Linux equivalent of the Mac OS X "open" command
The equivalent you are looking for is xdg-open
, which can be used in the same way as OS X's open
command. For example:
xdg-open ~/Documents/Chubby_Bubbies.odt
However, this is really hard to type quickly and accurately. Instead, you should make an alias to xdg-open, which makes the process much quicker.
Of course, you can alias it to open
to make it match OS X (you can pick anything you want), but personally, I use the right square bracket (]
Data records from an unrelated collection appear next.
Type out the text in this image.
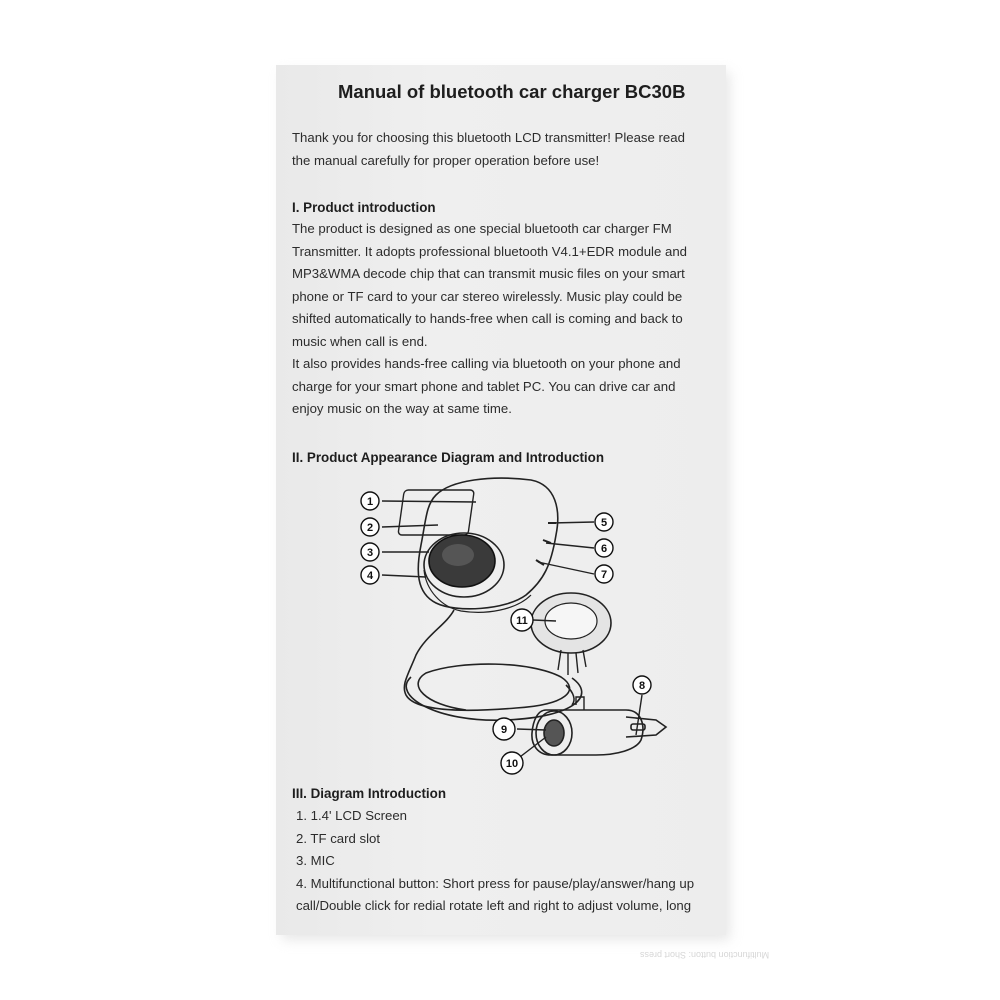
Manual of bluetooth car charger BC30B
Thank you for choosing this bluetooth LCD transmitter! Please read
the manual carefully for proper operation before use!
I. Product introduction
The product is designed as one special bluetooth car charger FM
Transmitter. It adopts professional bluetooth V4.1+EDR module and
MP3&WMA decode chip that can transmit music files on your smart
phone or TF card to your car stereo wirelessly. Music play could be
shifted automatically to hands-free when call is coming and back to
music when call is end.
It also provides hands-free calling via bluetooth on your phone and
charge for your smart phone and tablet PC. You can drive car and
enjoy music on the way at same time.
II. Product Appearance Diagram and Introduction
1
2
3
4
5
6
7
8
9
10
11
III. Diagram Introduction
1. 1.4' LCD Screen
2. TF card slot
3. MIC
4. Multifunctional button: Short press for pause/play/answer/hang up
call/Double click for redial rotate left and right to adjust volume, long
Multifunction button: Short press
) for my shortcut for speed reasons. To use this, add the following to your .bashrc
file:
alias ']'='xdg-open'
Then, to open any resource, use it like any of these examples:
] www.google.com
] file.txt
] ~/Pictures
] ssh://myserver.local/home/jeremy
Also this lets you open a file browser (e.g. Nautilus) in the current directory:
] .
From experience I have found that one-letter aliases work best for the above shortcut. After all, the goal is efficiency. And you can go back and make the same alias on OS X — I leave that as an exercise to the reader. :-)
You could try xdg-open
, most Linux distros have it. It will open default associated app for your file.
FYI https://portland.freedesktop.org/doc/xdg-open.html
I just sorted this out myself so thought I would write down how I did it, which is specifically relevant to what Suan asked. These steps allow you just type "open " and not your terminal covered in messages you don't need:
Create a script called open
in ~/bin
, the content is just:
xdg-open "$1" &> /dev/null &
Save and close the script, then type "source .profile" (or .bash_profile if relevant). Thats it so typing "open Music" will open your music folder in the nautilus GUI and shouldn't enter anything onto your terminal.